The study used data from the National Institutes of Health's Human Microbiome Project, the Tara Oceans Expedition, and the Earth Microbiome Project, among others. The research team pulled together 20,376 surveys of bacteria, archaea and microscopic fungi along with 14,862 sampling efforts on trees, mammals, and birds.

"We suspected that aspects of biodiversity, like the number of species on Earth, would scale with the abundance of individual organisms," said Kenneth J. Locey, study co-author and a postdoctoral fellow at Indiana University. "After analyzing a massive amount of data, we observed simple but powerful trends in how biodiversity changes across scales of abundance. One of these trends is among the most expansive patterns in biology, holding across all magnitudes of abundance in nature."
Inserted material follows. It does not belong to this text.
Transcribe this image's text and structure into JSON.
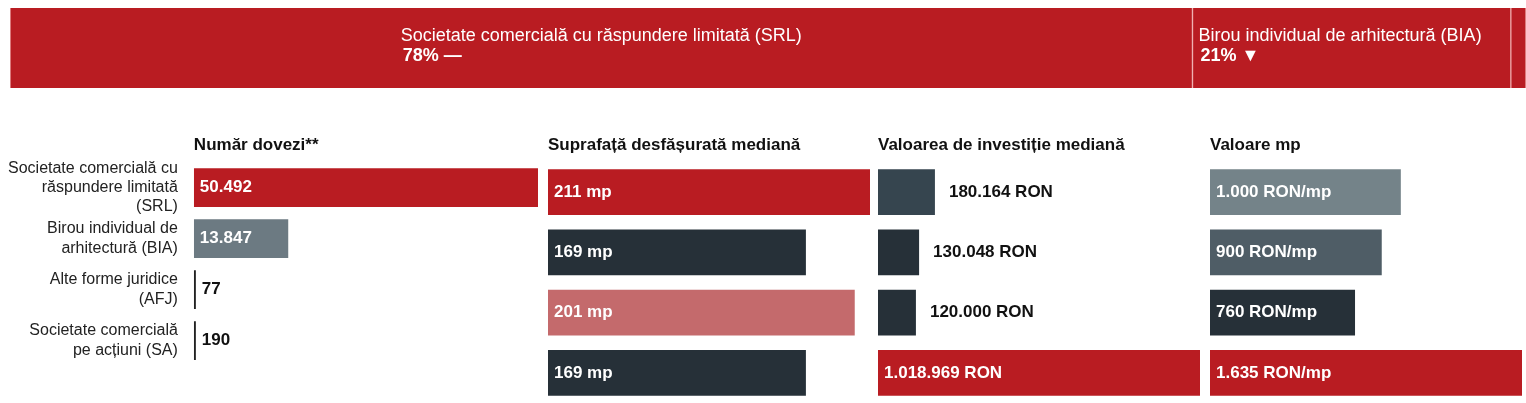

Of course, it is still an overwhelming -- if not impossible -- task to accurately identify every microbial species on the planet. By comparison, the Earth Microbiome Project has been able to only record 10 million species, so far.

"Of those cataloged species, only about 10,000 have ever been grown in a lab, and fewer than 100,000 have classified sequences," Lennon stressed. "Our results show that this leaves 100,000 times more microorganisms awaiting discovery -- and 100 million to be fully explored. Microbial biodiversity, it appears, is greater than ever imagined."